The enamel was popular in later times, and the art of enamel along with other techniques of gold-making occupied an honorable, and at times, leading place.
Enameling is called full or partial coating of a metal surface with a glass mass, followed by firing of the product. Three types of enamel are known: with a colorless base, which is called a glaze, translucent and impermeable enamel. In the enamel business there are various techniques and methods of processing.
In the overgrown enamel, wire or strips are soldered onto the metal surface and the cells thus formed are filled with glass mass. After firing, the surface is polished smoothly, so that the metal with enamel forms a flat plane, and metal lintels create a certain pattern.
This method of enameling was especially common in the East. The metal base is usually gold, less often silver or copper, the glaze is initially melted on it, then other paints are applied and, finally, colorless transparent enamel with glaze as a protective and glazing agent. Enamel on filigree is similar to cloisonne enamel, in which the wires remain higher than the enamel layer, so that the surface of the object is not tied together. Russian and Hungarian folk ornaments are characterized by this type of enamel. In central Europe, prefabricated enamel was preferred.
In this case, recesses are made on the metal surface with the help of a cutter, which are then filled with glass mass. Copper or bronze often forms the metal base; gold and silver are less used.
The surface of the enameled objects in this way is smoothly polished and appears as one, as in the cloisonne enamel. If the metal base; of a noble metal, the preference is given to a transparent glass mass, the color of which may change under the influence of the bed. To increase the intensity of color and the effect of transparent enamel with red and yellow tones, gold foil is selected, with blue and green; silver high test.
Recently, the so-called window enamel is once again very popular, in which there is no metal base and the glass mass completely fills through spaces of the wire network. The so-called enamel on silver or enamel on carving is very effective. Drawing in the form of a shallow relief is cut on a silver bed and then completely covered with a transparent glass mass.

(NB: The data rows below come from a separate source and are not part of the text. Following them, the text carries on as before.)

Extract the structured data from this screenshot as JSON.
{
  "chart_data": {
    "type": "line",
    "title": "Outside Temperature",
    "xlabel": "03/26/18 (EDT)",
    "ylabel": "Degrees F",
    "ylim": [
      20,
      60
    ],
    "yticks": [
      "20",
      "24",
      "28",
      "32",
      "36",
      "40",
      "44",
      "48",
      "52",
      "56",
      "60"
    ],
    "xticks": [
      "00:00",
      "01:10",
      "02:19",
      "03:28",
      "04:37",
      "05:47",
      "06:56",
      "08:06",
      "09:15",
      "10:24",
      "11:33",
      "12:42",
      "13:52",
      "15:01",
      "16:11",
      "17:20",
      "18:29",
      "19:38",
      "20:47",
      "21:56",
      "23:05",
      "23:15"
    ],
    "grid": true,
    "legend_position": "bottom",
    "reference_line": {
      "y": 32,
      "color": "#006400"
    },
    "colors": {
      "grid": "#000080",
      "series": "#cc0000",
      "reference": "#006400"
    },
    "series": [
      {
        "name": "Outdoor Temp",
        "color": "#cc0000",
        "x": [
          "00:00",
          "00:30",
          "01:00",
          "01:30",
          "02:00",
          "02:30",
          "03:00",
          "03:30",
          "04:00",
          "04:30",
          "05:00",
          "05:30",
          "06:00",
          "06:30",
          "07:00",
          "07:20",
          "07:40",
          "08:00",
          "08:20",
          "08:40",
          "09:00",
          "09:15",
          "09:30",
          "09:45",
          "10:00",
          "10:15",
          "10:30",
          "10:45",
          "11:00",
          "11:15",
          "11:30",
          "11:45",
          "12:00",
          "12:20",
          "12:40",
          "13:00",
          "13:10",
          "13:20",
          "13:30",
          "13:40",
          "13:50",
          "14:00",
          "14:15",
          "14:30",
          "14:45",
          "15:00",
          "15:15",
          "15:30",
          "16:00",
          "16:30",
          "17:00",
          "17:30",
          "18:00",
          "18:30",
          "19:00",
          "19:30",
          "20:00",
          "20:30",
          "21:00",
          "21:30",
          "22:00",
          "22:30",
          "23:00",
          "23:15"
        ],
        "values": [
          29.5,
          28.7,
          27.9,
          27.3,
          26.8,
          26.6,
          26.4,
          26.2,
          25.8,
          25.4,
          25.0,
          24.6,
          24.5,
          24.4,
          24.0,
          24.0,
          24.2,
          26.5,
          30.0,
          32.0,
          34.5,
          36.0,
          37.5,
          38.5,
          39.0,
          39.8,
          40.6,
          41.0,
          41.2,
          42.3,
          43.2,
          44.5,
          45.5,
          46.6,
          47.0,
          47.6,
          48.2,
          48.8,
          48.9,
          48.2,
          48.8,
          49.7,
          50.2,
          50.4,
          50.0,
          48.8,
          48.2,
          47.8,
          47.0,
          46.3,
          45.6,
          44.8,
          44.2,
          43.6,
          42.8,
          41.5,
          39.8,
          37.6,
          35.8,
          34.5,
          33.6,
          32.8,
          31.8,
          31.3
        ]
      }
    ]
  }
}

At higher places of relief, silver shines through stronger, whereas in deeper enamels are thicker and darker. In such products the cut-off modeling of metal is fully detected. This technique was brought to the highest perfection especially by Italian goldsmiths of the 15th century. In the method, which was used mainly in France and is called barrel enamel, loosely mounted or round parts are completely covered with a layer of enamel.

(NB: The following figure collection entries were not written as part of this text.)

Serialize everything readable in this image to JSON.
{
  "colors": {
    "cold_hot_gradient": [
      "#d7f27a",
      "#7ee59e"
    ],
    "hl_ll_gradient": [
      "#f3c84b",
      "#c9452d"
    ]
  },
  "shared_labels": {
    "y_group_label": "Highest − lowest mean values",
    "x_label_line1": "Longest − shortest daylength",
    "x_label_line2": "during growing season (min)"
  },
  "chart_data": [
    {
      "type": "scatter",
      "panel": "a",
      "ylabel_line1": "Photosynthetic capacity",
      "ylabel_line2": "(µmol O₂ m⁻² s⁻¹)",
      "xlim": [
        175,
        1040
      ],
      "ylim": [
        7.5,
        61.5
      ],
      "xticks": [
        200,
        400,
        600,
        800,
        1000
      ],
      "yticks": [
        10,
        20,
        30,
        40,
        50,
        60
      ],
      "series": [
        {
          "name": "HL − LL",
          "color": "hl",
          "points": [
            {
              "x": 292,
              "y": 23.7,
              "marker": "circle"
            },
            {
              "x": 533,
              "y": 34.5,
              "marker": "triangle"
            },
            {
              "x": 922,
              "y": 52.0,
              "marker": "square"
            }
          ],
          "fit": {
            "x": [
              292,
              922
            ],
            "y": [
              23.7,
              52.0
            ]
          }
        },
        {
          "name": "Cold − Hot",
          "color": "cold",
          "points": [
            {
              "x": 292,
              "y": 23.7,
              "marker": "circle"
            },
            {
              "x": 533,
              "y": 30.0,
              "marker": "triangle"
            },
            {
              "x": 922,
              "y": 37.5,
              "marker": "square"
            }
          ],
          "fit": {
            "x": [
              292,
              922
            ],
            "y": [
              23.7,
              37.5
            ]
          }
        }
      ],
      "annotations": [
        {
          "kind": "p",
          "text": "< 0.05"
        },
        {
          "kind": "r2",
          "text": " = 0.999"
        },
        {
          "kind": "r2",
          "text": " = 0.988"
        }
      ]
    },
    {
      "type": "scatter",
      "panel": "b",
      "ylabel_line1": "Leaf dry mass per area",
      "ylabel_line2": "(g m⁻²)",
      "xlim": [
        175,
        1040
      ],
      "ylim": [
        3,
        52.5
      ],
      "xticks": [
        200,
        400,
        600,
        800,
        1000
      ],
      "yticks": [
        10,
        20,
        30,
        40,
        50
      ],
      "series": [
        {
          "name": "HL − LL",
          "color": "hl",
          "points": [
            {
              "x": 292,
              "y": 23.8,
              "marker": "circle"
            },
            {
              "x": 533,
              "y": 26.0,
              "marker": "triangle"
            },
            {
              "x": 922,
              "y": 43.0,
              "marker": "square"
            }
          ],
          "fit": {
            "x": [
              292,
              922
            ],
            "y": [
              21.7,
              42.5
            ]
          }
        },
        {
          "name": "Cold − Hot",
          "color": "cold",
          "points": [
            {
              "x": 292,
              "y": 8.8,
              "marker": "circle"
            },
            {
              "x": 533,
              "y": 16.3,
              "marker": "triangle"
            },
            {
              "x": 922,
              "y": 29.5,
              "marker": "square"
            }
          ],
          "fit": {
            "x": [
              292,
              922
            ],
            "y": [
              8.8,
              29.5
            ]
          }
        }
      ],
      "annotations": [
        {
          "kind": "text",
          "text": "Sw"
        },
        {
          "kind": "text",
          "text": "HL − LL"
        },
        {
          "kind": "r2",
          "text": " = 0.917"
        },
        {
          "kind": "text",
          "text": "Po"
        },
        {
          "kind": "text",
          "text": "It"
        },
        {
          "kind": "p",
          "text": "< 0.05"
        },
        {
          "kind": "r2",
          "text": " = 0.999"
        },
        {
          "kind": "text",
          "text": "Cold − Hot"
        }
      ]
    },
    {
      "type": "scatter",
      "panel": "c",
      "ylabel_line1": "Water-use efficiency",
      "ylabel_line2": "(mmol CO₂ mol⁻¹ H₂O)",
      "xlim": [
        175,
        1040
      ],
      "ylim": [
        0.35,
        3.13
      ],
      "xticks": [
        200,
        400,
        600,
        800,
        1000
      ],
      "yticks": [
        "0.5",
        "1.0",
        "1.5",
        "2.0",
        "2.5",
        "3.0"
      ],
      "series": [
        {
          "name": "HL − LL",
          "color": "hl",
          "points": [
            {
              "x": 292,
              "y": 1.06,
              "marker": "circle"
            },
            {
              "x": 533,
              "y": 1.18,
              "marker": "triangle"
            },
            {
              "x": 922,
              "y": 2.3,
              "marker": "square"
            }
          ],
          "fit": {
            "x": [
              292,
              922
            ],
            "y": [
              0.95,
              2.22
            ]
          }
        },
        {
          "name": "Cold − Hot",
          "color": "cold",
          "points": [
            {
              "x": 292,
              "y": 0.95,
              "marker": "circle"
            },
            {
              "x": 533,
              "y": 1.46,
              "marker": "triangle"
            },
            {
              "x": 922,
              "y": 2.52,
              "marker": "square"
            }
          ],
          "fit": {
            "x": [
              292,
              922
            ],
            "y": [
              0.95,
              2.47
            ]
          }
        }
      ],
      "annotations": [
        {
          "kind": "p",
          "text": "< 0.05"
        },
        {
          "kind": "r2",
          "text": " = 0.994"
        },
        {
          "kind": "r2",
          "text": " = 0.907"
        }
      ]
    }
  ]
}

Enamel on the relief is called cast or chased objects, which are fully or partially burned in a transparent or impermeable glass mass, so that a colored enamelled plastic is obtained; relief can also be enameled in a similar way. In the enamel painting, which flourished in Limoges in the 16th century, the metal plate, the recipient, is also used as a painting base.
Often made from copper, but equally from iron, silver or gold, this plate is primarily completely covered with transparent glaze or monochrome opaque enamel. Opaque glass masses are almost always used as enamel paints, which are applied to the soil preparation with a marten with a brush and are subjected to successive roasting.
Since paints in a ground state often have a different tone than after firing, repeated registrations and firing can hardly be avoided. The back side of the plate is also mostly covered with a layer of enamel (counter enamel) to prevent one-sided deformation of the metal during firing. One should not confuse painting on enamel with the method described above, in which they use only pure metal oxide paints on a predominantly white enamel base on a gold, silver or copper base. This technique allows you to accurately draw everything, down to the smallest detail, and therefore willingly used in miniature painting. The combined effect of various enamel techniques achieves remarkable effects on gold and silver products.